Of course like most of the Tech world, the class is mostly made up of boys. But I was excited to see a handful of girls enter the stage as well. I’ve been thinking about them a lot. Trying to figure out how to best help them succeed in Tech. So I started looking around and that’s when I discovered Girls Who Code.

Girls Who Code is about transforming girls lives through code. Our brand reflects the ups and downs, the hopes and defeats, and the bravery associated with a girl’s first experience learning how to code.

I’m not going to re-list the Girls Code Values, you can read them for yourself. But what I want to touch on is the fact that computing is where the jobs are — and where they will be in the future, but fewer than 1 in 5 computer science graduates are women. So I thought, let’s help change that paradigm in my own community and let it spread.

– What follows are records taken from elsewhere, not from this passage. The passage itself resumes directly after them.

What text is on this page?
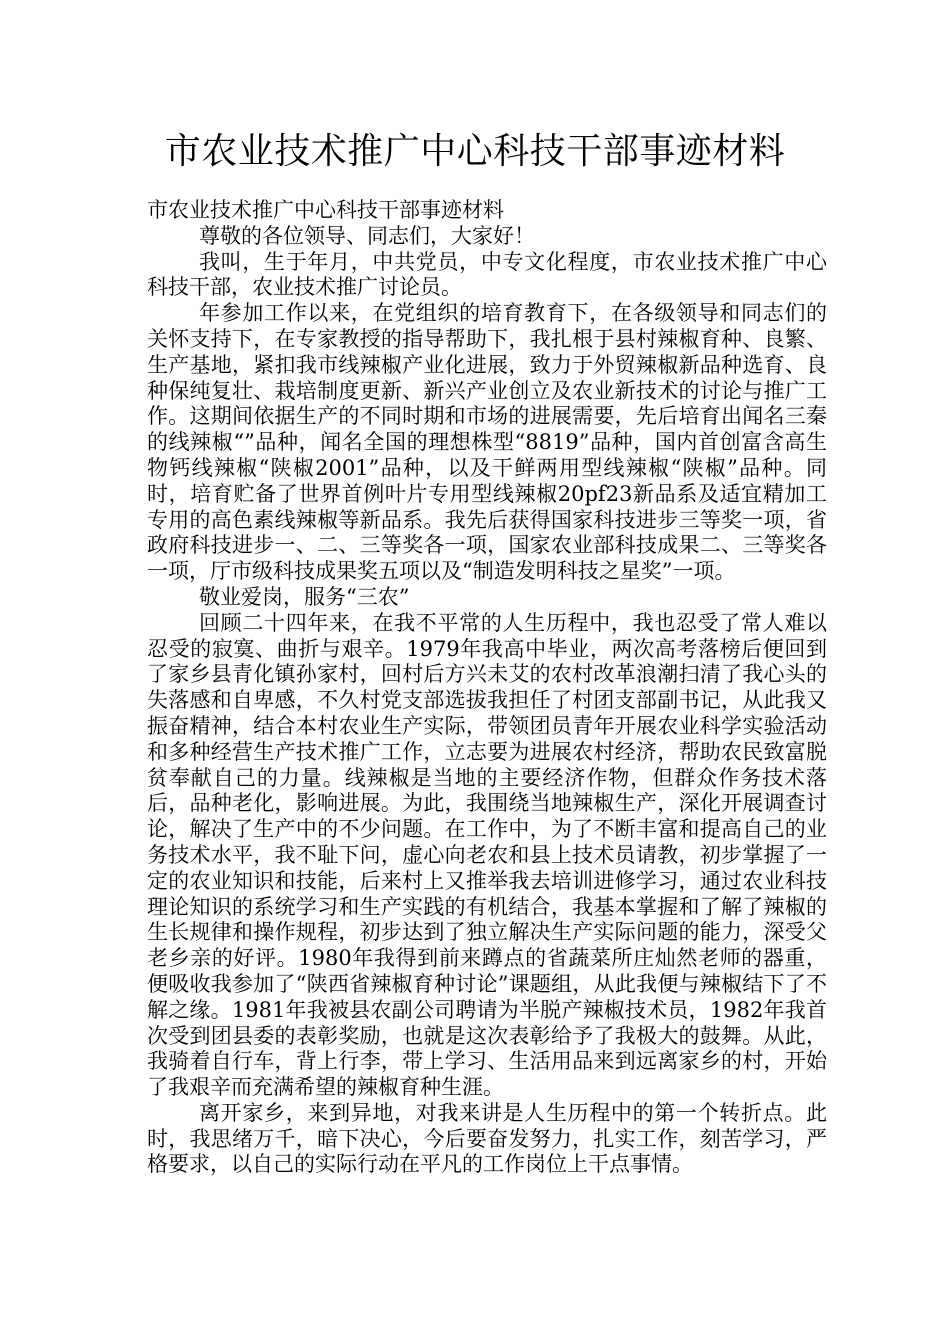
市农业技术推广中心科技干部事迹材料

市农业技术推广中心科技干部事迹材料

尊敬的各位领导、同志们，大家好！

我叫，生于年月，中共党员，中专文化程度，市农业技术推广中心科技干部，农业技术推广讨论员。

年参加工作以来，在党组织的培育教育下，在各级领导和同志们的关怀支持下，在专家教授的指导帮助下，我扎根于县村辣椒育种、良繁、生产基地，紧扣我市线辣椒产业化进展，致力于外贸辣椒新品种选育、良种保纯复壮、栽培制度更新、新兴产业创立及农业新技术的讨论与推广工作。这期间依据生产的不同时期和市场的进展需要，先后培育出闻名三秦的线辣椒“”品种，闻名全国的理想株型“8819”品种，国内首创富含高生物钙线辣椒“陕椒2001”品种，以及干鲜两用型线辣椒“陕椒”品种。同时，培育贮备了世界首例叶片专用型线辣椒20pf23新品系及适宜精加工专用的高色素线辣椒等新品系。我先后获得国家科技进步三等奖一项，省政府科技进步一、二、三等奖各一项，国家农业部科技成果二、三等奖各一项，厅市级科技成果奖五项以及“制造发明科技之星奖”一项。

敬业爱岗，服务“三农”

回顾二十四年来，在我不平常的人生历程中，我也忍受了常人难以忍受的寂寞、曲折与艰辛。1979年我高中毕业，两次高考落榜后便回到了家乡县青化镇孙家村，回村后方兴未艾的农村改革浪潮扫清了我心头的失落感和自卑感，不久村党支部选拔我担任了村团支部副书记，从此我又振奋精神，结合本村农业生产实际，带领团员青年开展农业科学实验活动和多种经营生产技术推广工作，立志要为进展农村经济，帮助农民致富脱贫奉献自己的力量。线辣椒是当地的主要经济作物，但群众作务技术落后，品种老化，影响进展。为此，我围绕当地辣椒生产，深化开展调查讨论，解决了生产中的不少问题。在工作中，为了不断丰富和提高自己的业务技术水平，我不耻下问，虚心向老农和县上技术员请教，初步掌握了一定的农业知识和技能，后来村上又推举我去培训进修学习，通过农业科技理论知识的系统学习和生产实践的有机结合，我基本掌握和了解了辣椒的生长规律和操作规程，初步达到了独立解决生产实际问题的能力，深受父老乡亲的好评。1980年我得到前来蹲点的省蔬菜所庄灿然老师的器重，便吸收我参加了“陕西省辣椒育种讨论”课题组，从此我便与辣椒结下了不解之缘。1981年我被县农副公司聘请为半脱产辣椒技术员，1982年我首次受到团县委的表彰奖励，也就是这次表彰给予了我极大的鼓舞。从此，我骑着自行车，背上行李，带上学习、生活用品来到远离家乡的村，开始了我艰辛而充满希望的辣椒育种生涯。

离开家乡，来到异地，对我来讲是人生历程中的第一个转折点。此时，我思绪万千，暗下决心，今后要奋发努力，扎实工作，刻苦学习，严格要求，以自己的实际行动在平凡的工作岗位上干点事情。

I’ve decided to form a Girls Who Code Clubs at my school and hope that it grow to other schools in the district as well.

Girls Who Code Clubs are free after-school programs for 3rd-12th grade girls, run by community leaders, teachers, librarians, and parents. The Clubs curriculum is designed to be accessible to girls with a wide range of computer science experience.

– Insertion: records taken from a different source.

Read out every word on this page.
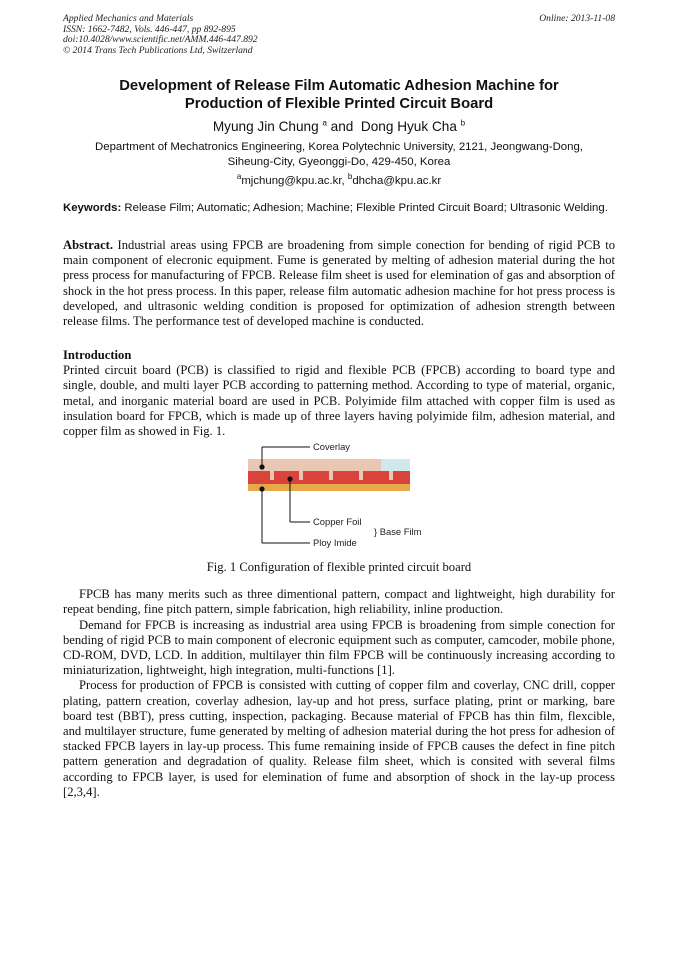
Applied Mechanics and Materials	Online: 2013-11-08
ISSN: 1662-7482, Vols. 446-447, pp 892-895
doi:10.4028/www.scientific.net/AMM.446-447.892
© 2014 Trans Tech Publications Ltd, Switzerland
Development of Release Film Automatic Adhesion Machine for
Production of Flexible Printed Circuit Board
Myung Jin Chung $^a$ and Dong Hyuk Cha $^b$
Department of Mechatronics Engineering, Korea Polytechnic University, 2121, Jeongwang-Dong,
Siheung-City, Gyeonggi-Do, 429-450, Korea
$^a$mjchung@kpu.ac.kr, $^b$dhcha@kpu.ac.kr
Keywords: Release Film; Automatic; Adhesion; Machine; Flexible Printed Circuit Board; Ultrasonic Welding.
Abstract. Industrial areas using FPCB are broadening from simple conection for bending of rigid PCB to main component of elecronic equipment. Fume is generated by melting of adhesion material during the hot press process for manufacturing of FPCB. Release film sheet is used for elemination of gas and absorption of shock in the hot press process. In this paper, release film automatic adhesion machine for hot press process is developed, and ultrasonic welding condition is proposed for optimization of adhesion strength between release films. The performance test of developed machine is conducted.
Introduction

Printed circuit board (PCB) is classified to rigid and flexible PCB (FPCB) according to board type and single, double, and multi layer PCB according to patterning method. According to type of material, organic, metal, and inorganic material board are used in PCB. Polyimide film attached with copper film is used as insulation board for FPCB, which is made up of three layers having polyimide film, adhesion material, and copper film as showed in Fig. 1.

Coverlay
Copper Foil
} Base Film
Ploy Imide
Fig. 1 Configuration of flexible printed circuit board

FPCB has many merits such as three dimentional pattern, compact and lightweight, high durability for repeat bending, fine pitch pattern, simple fabrication, high reliability, inline production.

Demand for FPCB is increasing as industrial area using FPCB is broadening from simple conection for bending of rigid PCB to main component of elecronic equipment such as computer, camcoder, mobile phone, CD-ROM, DVD, LCD. In addition, multilayer thin film FPCB will be continuously increasing according to miniaturization, lightweight, high integration, multi-functions [1].

Process for production of FPCB is consisted with cutting of copper film and coverlay, CNC drill, copper plating, pattern creation, coverlay adhesion, lay-up and hot press, surface plating, print or marking, bare board test (BBT), press cutting, inspection, packaging. Because material of FPCB has thin film, flexcible, and multilayer structure, fume generated by melting of adhesion material during the hot press for adhesion of stacked FPCB layers in lay-up process. This fume remaining inside of FPCB causes the defect in fine pitch pattern generation and degradation of quality. Release film sheet, which is consited with several films according to FPCB layer, is used for elemination of fume and absorption of shock in the lay-up process [2,3,4].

Girls Who Code Meets My Demographic

Half of girls served by Girls Who Code are from historically underrepresented groups (HUGs)—girls who are Black, Latina, or from low-income households. The organization has 30,000 College-Aged Alumni (CAA). CAA of Girls Who Code programs are majoring in computer science and related fields at 15 times the national average. Black and Latinx CAA are majoring in computer science and related fields at 16 times the national average.

To start a Girls Who Code Club, all you have to do is complete the Club’s Application.

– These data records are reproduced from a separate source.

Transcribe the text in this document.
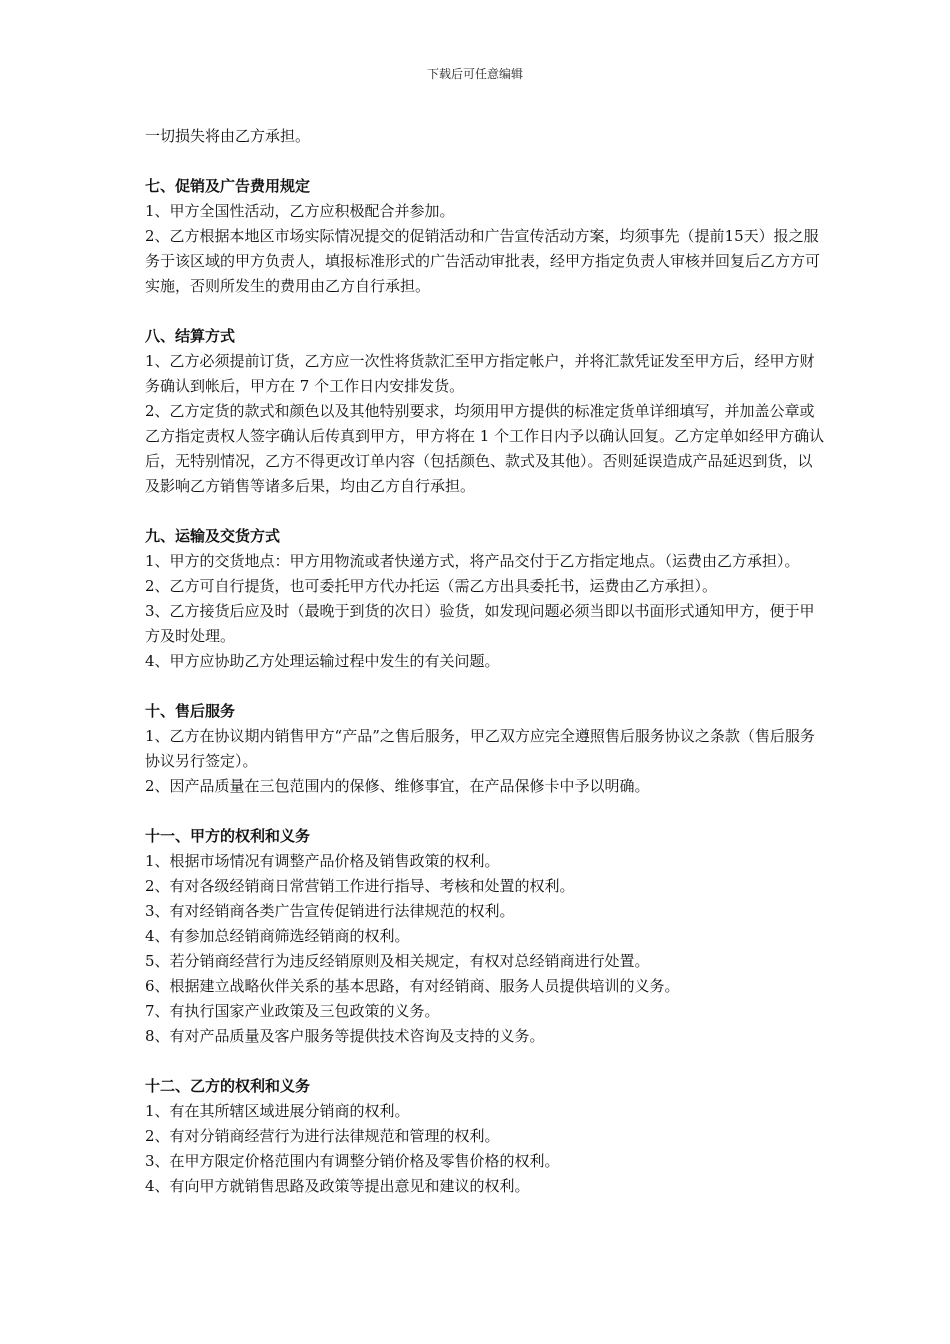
下载后可任意编辑

一切损失将由乙方承担。

七、促销及广告费用规定

1、甲方全国性活动，乙方应积极配合并参加。

2、乙方根据本地区市场实际情况提交的促销活动和广告宣传活动方案，均须事先（提前15天）报之服务于该区域的甲方负责人，填报标准形式的广告活动审批表，经甲方指定负责人审核并回复后乙方方可实施，否则所发生的费用由乙方自行承担。

八、结算方式

1、乙方必须提前订货，乙方应一次性将货款汇至甲方指定帐户，并将汇款凭证发至甲方后，经甲方财务确认到帐后，甲方在 7 个工作日内安排发货。

2、乙方定货的款式和颜色以及其他特别要求，均须用甲方提供的标准定货单详细填写，并加盖公章或乙方指定责权人签字确认后传真到甲方，甲方将在 1 个工作日内予以确认回复。乙方定单如经甲方确认后，无特别情况，乙方不得更改订单内容（包括颜色、款式及其他）。否则延误造成产品延迟到货，以及影响乙方销售等诸多后果，均由乙方自行承担。

九、运输及交货方式

1、甲方的交货地点：甲方用物流或者快递方式，将产品交付于乙方指定地点。（运费由乙方承担）。

2、乙方可自行提货，也可委托甲方代办托运（需乙方出具委托书，运费由乙方承担）。

3、乙方接货后应及时（最晚于到货的次日）验货，如发现问题必须当即以书面形式通知甲方，便于甲方及时处理。

4、甲方应协助乙方处理运输过程中发生的有关问题。

十、售后服务

1、乙方在协议期内销售甲方“产品”之售后服务，甲乙双方应完全遵照售后服务协议之条款（售后服务协议另行签定）。

2、因产品质量在三包范围内的保修、维修事宜，在产品保修卡中予以明确。

十一、甲方的权利和义务

1、根据市场情况有调整产品价格及销售政策的权利。

2、有对各级经销商日常营销工作进行指导、考核和处置的权利。

3、有对经销商各类广告宣传促销进行法律规范的权利。

4、有参加总经销商筛选经销商的权利。

5、若分销商经营行为违反经销原则及相关规定，有权对总经销商进行处置。

6、根据建立战略伙伴关系的基本思路，有对经销商、服务人员提供培训的义务。

7、有执行国家产业政策及三包政策的义务。

8、有对产品质量及客户服务等提供技术咨询及支持的义务。

十二、乙方的权利和义务

1、有在其所辖区域进展分销商的权利。

2、有对分销商经营行为进行法律规范和管理的权利。

3、在甲方限定价格范围内有调整分销价格及零售价格的权利。

4、有向甲方就销售思路及政策等提出意见和建议的权利。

Clubs are led by Facilitators, who can be teachers, computer scientists, librarians, parents, or volunteers from any background or field. Many Facilitators have no technical experience and learn to code alongside their Club members.

Check out some examples of the girl’s projects. It’s impressive!

Educators looking for Lesson Plans in Technology can go tho the Girls Code website and download free lessons.

I’ve completed my online application, and now I’m waiting to be notified and directed to my next steps towards offering a Girls Code Club at my school. Like I said, I couldn’t be more thrilled!